Our younger son, with us for too-short a time, accompanied us on our walk yesterday afternoon. He'll be flying back to Vancouver all too soon. Whenever he has a conference in Ontario or Quebec he plans to use his location as a springboard to stay with us awhile before returning home to Vancouver. A chance for us to catch up in person next to one another with whatever's happening with the family. He stopped over a day in Toronto to visit with his older brother. He's yet to see his sister and that's scheduled for tomorrow.

Snowy weather, unusual for this early season just happened to coincide with this visit. Usually he's here for a week or so in late December or early January. So we had all-night snow the night he arrived, and it continued snowing all day yesterday and lo and behold, more snow today, falling in thick clusters, though it's considerably milder today than the previous few days.

On our trailwalk yesterday we saw none of our usual friends, coming across a man and his dog neither of whom we'd ever before seen in our decades of woodland hiking. At one juncture there was a man and a woman on snowshoes along one of the trails, and the woman, seeing and hearing Jackie and Jillie became petrified with fear. Our little dogs have breed-specific habits that are truly annoying, one of which is to bark when they see someone they don't know.

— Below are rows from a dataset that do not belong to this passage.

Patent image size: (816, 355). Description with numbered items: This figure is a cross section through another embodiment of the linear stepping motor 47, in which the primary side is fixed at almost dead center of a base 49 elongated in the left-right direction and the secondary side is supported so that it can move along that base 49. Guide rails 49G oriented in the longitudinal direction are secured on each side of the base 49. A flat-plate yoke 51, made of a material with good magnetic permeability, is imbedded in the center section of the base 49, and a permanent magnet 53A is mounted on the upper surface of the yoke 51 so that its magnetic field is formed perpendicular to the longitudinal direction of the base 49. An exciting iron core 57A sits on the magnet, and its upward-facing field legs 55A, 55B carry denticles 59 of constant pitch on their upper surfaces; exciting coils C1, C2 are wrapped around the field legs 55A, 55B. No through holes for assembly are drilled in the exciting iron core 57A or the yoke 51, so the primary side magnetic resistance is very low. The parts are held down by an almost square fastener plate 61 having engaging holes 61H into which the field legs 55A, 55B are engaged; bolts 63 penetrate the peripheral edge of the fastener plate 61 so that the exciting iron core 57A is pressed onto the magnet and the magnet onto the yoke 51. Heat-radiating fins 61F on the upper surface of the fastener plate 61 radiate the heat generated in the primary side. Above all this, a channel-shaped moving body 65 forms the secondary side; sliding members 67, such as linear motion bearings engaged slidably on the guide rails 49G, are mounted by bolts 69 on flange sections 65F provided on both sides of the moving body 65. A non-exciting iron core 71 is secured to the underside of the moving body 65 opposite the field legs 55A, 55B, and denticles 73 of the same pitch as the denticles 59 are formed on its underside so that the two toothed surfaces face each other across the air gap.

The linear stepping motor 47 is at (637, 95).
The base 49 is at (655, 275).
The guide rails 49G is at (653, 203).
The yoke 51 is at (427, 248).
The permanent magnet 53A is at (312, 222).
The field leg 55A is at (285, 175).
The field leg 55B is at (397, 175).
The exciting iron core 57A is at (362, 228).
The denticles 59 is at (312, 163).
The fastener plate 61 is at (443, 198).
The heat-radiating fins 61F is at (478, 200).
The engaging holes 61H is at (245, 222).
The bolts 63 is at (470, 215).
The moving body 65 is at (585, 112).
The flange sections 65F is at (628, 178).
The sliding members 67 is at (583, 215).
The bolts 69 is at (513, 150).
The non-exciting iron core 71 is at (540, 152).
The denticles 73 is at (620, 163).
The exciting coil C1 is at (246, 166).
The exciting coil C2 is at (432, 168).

And this is just what they did yesterday when we came across the snowshoeing pair. I apologized to them both for the ruckus our two were raising, but the women was frozen in fear at the two little jackasses swirling around, barking. I certainly hope she's spared the experience of coming across large dogs should she return to the ravine, some of which may appear threatening in their size and proximity if you don't know them, and some of which do leap up at people, their weight in so doing in slippery conditions threatening to topple the unwary.

That they mean no harm but are enthused over seeing people would certainly fail to impress this poor woman in any positive way.